The word “gratitude” and the sense of it run through all the Gospels and all the Epistles. When we think of those who wrote these epistles, and the Saints who after them repeated again and again this cry of gratitude to God, we must give thought to the way in which that is possible.
Every one of the Apostles suffered for the privilege, the grace of proclaiming the Gospel. Saint Paul describes what he had to endure in two passages of his Epistles to the Corinthians. There was not one moment in their lives which was not fraught with danger, and heavy with pain and suffering. And yet, at no moment did they hesitate to sing and proclaim their gratitude to God. Why, how could they?
If we think of ourselves — how often do we complain about our lives! And yet, can they be compared at all with the tragic lives of the Apostles or the first generations of Christians? — and indeed, of those who have been confessors of their faith in our century. Surely not! We accuse God of all that is painful, that is bitter, that is lacking in our life. I once had an occasion, at the end of a confession, to say to a person, “I can not give you absolution in God’s Name, because to receive absolution means that you are making your peace with God; and yet, all the confession was an act of accusation — all your sins, all your weaknesses, all that has gone wrong in your life has been His fault; before you receive His forgiveness you must declare that one and for all you forgive Him for the life you have had…”
I think this is something on which we must reflect, because if we only knew what God had done for us — and is doing, day after day — if we only knew our vocation, we would not treat life and God as we do. I remember meeting a priest some years ago in Russia, who had spent twenty years in prison and concentration camp; he sat before me, with luminous, shining eyes, full of wonder and gratitude, and he said. “Do you understand how wonderful God has been to me?

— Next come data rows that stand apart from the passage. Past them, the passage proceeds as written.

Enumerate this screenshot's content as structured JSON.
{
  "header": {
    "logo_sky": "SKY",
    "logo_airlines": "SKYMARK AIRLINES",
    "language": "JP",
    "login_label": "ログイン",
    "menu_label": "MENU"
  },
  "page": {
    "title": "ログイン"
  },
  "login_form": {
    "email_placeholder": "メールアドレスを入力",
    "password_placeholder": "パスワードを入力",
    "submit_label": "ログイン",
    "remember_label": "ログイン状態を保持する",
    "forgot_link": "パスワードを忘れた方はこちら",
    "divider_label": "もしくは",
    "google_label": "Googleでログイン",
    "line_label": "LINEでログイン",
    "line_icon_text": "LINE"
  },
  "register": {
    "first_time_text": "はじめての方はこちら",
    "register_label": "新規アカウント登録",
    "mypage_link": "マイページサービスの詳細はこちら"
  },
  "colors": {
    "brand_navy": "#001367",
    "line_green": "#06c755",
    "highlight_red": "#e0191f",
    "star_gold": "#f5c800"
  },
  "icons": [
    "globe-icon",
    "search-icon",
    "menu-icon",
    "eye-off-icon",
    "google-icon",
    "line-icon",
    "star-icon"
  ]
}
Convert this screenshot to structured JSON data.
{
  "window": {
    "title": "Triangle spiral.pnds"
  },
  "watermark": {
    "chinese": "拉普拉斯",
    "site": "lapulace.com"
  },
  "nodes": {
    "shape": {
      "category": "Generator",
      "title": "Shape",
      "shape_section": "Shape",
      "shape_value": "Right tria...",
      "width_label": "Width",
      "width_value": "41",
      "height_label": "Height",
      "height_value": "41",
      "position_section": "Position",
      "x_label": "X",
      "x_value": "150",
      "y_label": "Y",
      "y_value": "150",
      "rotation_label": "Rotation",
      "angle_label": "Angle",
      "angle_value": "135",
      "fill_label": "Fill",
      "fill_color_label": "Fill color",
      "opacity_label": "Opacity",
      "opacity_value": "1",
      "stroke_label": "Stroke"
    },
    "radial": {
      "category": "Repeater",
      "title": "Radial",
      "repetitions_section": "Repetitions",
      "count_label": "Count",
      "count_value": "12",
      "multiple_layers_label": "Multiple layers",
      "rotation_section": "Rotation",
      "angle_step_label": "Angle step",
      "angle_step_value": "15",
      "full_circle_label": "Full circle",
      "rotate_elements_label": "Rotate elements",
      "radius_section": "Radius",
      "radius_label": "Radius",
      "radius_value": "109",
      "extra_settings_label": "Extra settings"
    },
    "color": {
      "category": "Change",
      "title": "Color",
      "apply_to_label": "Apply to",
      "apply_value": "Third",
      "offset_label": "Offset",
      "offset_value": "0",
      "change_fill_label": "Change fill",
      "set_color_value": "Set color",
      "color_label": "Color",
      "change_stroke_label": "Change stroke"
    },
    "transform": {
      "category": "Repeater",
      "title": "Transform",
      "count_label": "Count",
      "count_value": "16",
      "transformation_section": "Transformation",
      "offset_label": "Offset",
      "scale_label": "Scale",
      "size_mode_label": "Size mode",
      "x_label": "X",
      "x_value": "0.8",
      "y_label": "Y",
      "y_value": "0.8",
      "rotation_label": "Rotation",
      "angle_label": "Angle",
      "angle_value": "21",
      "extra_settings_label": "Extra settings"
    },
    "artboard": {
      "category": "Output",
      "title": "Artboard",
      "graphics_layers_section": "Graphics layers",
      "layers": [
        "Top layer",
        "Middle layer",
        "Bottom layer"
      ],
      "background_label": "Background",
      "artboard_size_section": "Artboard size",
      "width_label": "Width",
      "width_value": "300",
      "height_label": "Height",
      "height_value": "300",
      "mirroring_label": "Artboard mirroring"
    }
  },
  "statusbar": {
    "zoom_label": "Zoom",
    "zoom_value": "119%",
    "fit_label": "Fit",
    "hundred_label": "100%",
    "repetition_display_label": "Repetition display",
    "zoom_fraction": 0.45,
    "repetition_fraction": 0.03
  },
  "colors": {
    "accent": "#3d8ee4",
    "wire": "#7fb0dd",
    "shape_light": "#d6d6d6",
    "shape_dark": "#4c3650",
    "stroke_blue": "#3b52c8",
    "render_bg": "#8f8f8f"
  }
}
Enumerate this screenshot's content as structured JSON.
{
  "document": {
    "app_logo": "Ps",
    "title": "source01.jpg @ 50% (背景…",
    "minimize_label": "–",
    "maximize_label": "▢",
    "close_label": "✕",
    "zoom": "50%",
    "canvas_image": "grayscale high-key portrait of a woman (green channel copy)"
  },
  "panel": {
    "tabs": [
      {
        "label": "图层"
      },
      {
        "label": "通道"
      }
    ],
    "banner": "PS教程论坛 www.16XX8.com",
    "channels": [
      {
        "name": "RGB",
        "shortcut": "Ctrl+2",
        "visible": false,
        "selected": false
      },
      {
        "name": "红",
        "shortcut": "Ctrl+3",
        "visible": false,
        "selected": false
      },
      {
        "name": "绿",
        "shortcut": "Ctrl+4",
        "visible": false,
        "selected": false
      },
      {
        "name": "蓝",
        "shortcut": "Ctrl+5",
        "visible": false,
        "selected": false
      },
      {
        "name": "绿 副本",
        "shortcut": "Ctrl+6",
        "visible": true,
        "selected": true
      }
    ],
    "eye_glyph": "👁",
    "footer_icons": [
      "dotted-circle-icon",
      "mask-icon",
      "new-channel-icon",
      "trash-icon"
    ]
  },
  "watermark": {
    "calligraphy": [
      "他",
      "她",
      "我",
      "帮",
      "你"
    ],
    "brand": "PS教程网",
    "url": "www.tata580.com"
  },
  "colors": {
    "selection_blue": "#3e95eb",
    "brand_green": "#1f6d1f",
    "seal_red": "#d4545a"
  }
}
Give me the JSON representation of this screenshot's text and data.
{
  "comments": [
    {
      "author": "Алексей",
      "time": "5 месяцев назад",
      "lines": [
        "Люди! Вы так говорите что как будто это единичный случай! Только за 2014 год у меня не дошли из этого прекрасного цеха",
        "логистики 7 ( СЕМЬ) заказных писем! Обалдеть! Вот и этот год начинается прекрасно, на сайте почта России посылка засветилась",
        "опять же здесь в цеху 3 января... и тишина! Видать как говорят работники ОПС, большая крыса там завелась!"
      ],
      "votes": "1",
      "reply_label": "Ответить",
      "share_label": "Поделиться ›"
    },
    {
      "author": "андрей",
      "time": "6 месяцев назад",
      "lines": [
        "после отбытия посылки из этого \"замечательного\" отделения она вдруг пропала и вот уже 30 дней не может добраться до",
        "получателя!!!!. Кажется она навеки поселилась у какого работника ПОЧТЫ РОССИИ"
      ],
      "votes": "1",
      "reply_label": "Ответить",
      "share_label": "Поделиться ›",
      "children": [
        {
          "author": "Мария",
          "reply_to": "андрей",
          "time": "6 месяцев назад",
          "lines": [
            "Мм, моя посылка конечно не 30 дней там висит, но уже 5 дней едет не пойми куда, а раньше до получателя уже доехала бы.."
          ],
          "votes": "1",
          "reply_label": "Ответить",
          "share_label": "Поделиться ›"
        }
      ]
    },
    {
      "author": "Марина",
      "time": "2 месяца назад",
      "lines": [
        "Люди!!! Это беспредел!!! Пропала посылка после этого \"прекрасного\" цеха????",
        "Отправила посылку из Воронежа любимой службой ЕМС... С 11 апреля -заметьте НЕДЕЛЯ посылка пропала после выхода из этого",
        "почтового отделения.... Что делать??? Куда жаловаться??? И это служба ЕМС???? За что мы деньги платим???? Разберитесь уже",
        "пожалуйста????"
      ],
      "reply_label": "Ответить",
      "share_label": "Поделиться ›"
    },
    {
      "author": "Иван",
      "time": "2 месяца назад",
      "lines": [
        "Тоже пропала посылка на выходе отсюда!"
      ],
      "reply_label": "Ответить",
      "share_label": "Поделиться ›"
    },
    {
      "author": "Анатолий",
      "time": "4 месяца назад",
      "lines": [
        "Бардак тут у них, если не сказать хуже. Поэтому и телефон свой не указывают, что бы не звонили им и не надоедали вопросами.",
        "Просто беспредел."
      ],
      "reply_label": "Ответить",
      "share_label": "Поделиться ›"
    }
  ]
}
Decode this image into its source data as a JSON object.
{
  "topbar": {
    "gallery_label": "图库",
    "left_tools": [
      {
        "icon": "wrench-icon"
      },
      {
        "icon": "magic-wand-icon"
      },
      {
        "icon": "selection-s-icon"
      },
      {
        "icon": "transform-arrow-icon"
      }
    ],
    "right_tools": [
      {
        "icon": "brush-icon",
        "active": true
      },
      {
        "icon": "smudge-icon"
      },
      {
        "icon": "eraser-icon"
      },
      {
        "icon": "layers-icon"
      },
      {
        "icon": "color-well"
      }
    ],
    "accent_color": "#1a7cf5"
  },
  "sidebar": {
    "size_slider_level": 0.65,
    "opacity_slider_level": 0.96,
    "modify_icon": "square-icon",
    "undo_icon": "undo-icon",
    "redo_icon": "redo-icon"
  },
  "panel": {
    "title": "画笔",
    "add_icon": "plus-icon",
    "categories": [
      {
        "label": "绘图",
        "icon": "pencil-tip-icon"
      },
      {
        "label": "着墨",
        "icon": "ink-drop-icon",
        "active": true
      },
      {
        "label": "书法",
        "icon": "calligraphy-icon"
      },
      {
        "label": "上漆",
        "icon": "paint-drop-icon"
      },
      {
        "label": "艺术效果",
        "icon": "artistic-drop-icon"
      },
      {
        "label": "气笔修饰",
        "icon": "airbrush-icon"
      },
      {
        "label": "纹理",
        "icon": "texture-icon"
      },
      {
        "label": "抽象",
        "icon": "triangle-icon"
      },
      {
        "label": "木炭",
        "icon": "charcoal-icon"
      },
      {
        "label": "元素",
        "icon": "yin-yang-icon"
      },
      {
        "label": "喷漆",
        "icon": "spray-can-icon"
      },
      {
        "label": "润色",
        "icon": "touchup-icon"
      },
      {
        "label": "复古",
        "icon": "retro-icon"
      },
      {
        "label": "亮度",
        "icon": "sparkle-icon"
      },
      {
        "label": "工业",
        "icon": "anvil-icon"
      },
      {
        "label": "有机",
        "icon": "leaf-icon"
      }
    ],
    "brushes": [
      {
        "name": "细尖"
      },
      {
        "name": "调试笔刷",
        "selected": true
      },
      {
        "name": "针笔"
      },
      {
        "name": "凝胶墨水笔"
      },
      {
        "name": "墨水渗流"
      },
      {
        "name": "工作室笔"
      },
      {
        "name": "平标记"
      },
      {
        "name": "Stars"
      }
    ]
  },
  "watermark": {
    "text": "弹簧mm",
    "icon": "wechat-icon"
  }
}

How good He has been to me? In those tragic days when a priest was not allowed into a prison or camp, He chose me, an unworthy, inexperienced priest, and He sent me for twenty-six years to prison and to camp to be there as His witness to those people who needed Him most”. That is what he had brought from camp: and infinite gratitude to a God Who had chosen him to be His witness, chosen him to be the man who brings consolation, who gives strength, who allows joy to shine where only darkness could have prevailed…
And we — we live in a world which is not all darkness; even if we think of it as twilight, there is light in it. Each of us has so much — materially, spiritually, emotionally, in all possible ways; and all that is God’s gift. But also, the vocation which we have to go into the world, that is to all the places where our life leads us — our family, our place of work, among our friends — and to bring God into it. Yes — God Himself, His word, His love, His concern, His own attitude to men, women and children.
God became man; but man has abandoned Him, betrayed Him, renounced Him, mocked Him, misunderstood Him. And God came into the world to us, as Saint Paul says, while we were still His enemies in order to make friends of us. That is what we are called to be: those who go into the world, the small world in which we live, and bring to everyone light and peace, and joy and hope.
That can be done only if we learn gratitude, if we learn the wonder which this priest expressed to me: the wonder of being sent into the darkest places of life to bring light, to be sent into the place where there is no hope, to bring unconquerable hope, be sent into the place where there is no love, to bring at least a flicker of love.
If we do this and we see how this message can be received, how people who are in the shadow suddenly see that light does shine in the darkness and that darkness cannot put it out — if we only could see that, we would be prepared to sing to God the hymns of gratitude which we find in the Psalms, in the Prophets, in the Apostles, in the martyrs, in the ascetics — all those who carried a cross so heavy — and did it with gratitude and joy. Amen.